插电式混合动力汽车效用因子及其减排效益研究

doi:10.16097/j.cnki.1009-6744.2025.04.031

交通运输系统工程与信息 ›› 2025, Vol. 25 ›› Issue (4): 337-348.DOI: 10.16097/j.cnki.1009-6744.2025.04.031

插电式混合动力汽车效用因子及其减排效益研究

雷雪^1a，范鹏飞^1a，刘睿²，李松松²，吴亦政^1a，宋国华^*1a,1b

1. 北京交通大学，a.综合交通运输大数据应用技术交通运输行业重点实验室， b. 智能交通绿色低碳技术教育部工程研究中心，北京100044；2.北京市首发工贸有限责任公司，北京 101102

收稿日期:2025-03-07 修回日期:2025-04-23 接受日期:2025-04-29 出版日期:2025-08-25 发布日期:2025-08-25
作者简介:雷雪(1995—)，女，山东烟台人，博士生。
基金资助:
国家自然科学基金(52272340)。

Utility Factor and Emission Reduction Benefits of Plug-in Hybrid Electric Vehicles

LEI Xue^1a, FAN Pengfei^1a, LIU Rui², LI Songsong², WU Yizheng^1a, SONG Guohua^*1a,1b

1a. Laboratory of Transport Industry of Big Data Application Technologies for Comprehensive Transport, 1b. Engineering Research Center of Intelligent Transportation Green and Low-Carbon Technology, Ministry of Education, Beijing Jiaotong University, Beijing 100044, China; 2. Beijing Shoufa Industry and Trade Co Ltd, Beijing 101102, China

Received:2025-03-07 Revised:2025-04-23 Accepted:2025-04-29 Online:2025-08-25 Published:2025-08-25
Supported by:
National Natural Science Foundation of China(52272340)。

摘要/Abstract

摘要： 插电式混合动力汽车(PHEV)的减排效益高度依赖其动力模式，准确评估其减排潜力需要深入理解各因素对动力模式的耦合作用。本文基于北京市超过七千万秒的逐秒驾驶数据，探讨行驶距离、充电行为和电池容量对PHEV动力模式的影响。结果表明，效用因子(UF)对单车充电桩数量(CPPV)呈非线性敏感性，当CPPV小于0.6时，每增加0.1可使每日CO2排放减少约637t；但超过该阈值后，减排效益降至每天81 t。研究还发现，在充电便利性得到保障的前提下，小电池容量PHEV仍可维持较高的电力驱动比例。例如，装备20kWh电池的PHEV在CPPV达到0.5时，UF值可达0.82，足以满足日常电动出行需求。因此，在住宅区域合理布设低功率充电基础设施，可有效提升PHEV的电动化水平，减少对高容量电池和高功率充电桩的依赖；同时，缓解集中充电对电网的负荷压力。

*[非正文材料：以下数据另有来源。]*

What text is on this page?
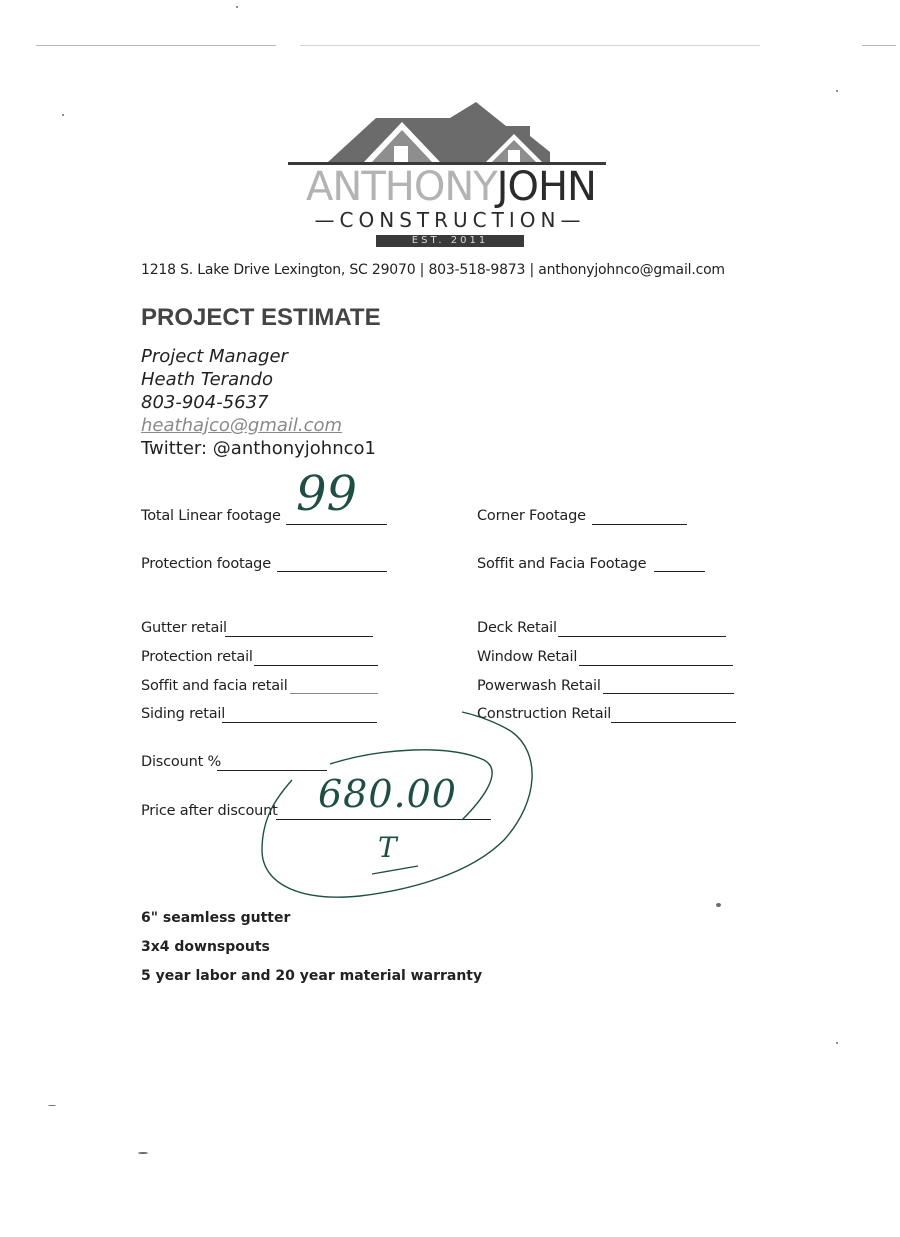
ANTHONYJOHN
—CONSTRUCTION—
EST. 2011
1218 S. Lake Drive Lexington, SC 29070 | 803-518-9873 | anthonyjohnco@gmail.com
PROJECT ESTIMATE
Project Manager
Heath Terando
803-904-5637
heathajco@gmail.com
Twitter: @anthonyjohnco1
Total Linear footage 99	Corner Footage
Protection footage	Soffit and Facia Footage
Gutter retail	Deck Retail
Protection retail	Window Retail
Soffit and facia retail	Powerwash Retail
Siding retail	Construction Retail
Discount %
Price after discount 680.00
T
6" seamless gutter
3x4 downspouts
5 year labor and 20 year material warranty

关键词: 城市交通, 碳排放, 效用因子, 插电式混合动力车, 充电行为

Abstract: The emission reduction benefits of plug-in hybrid electric vehicles (PHEVs) highly depend on their power mode, and assessing their reduction potential accurately requires a deep understanding of the interplay between various influencing factors. This study, based on over seventy million seconds of second-by-second driving data collected in Beijing, investigates the impacts of driving distance, charging behavior, and battery capacity on PHEV power mode selection. The results indicate that the utility factor (UF) exhibits nonlinear sensitivity to the number of charging piles per vehicle (CPPV). When CPPV is less than 0.6, increasing it by 0.1 can reduce daily CO2 emissions by approximately 637 tons; however, beyond this threshold, the reduction benefit declines to 81 tons per day. Furthermore, the study finds that under adequate charging accessibility, PHEVs with smaller battery capacities can still maintain a high proportion of electric driving. For example, a PHEV with a 20 kWh battery can achieve a UF of 0.82 when CPPV reaches 0.5, which is sufficient for daily electric travel demand. Therefore, deploying low-power charging infrastructure strategically in residential areas can enhance PHEV electrification levels effectively, reduce reliance on high-capacity batteries and high-power charging piles, and alleviate the load pressure on the power grid caused by concentrated charging.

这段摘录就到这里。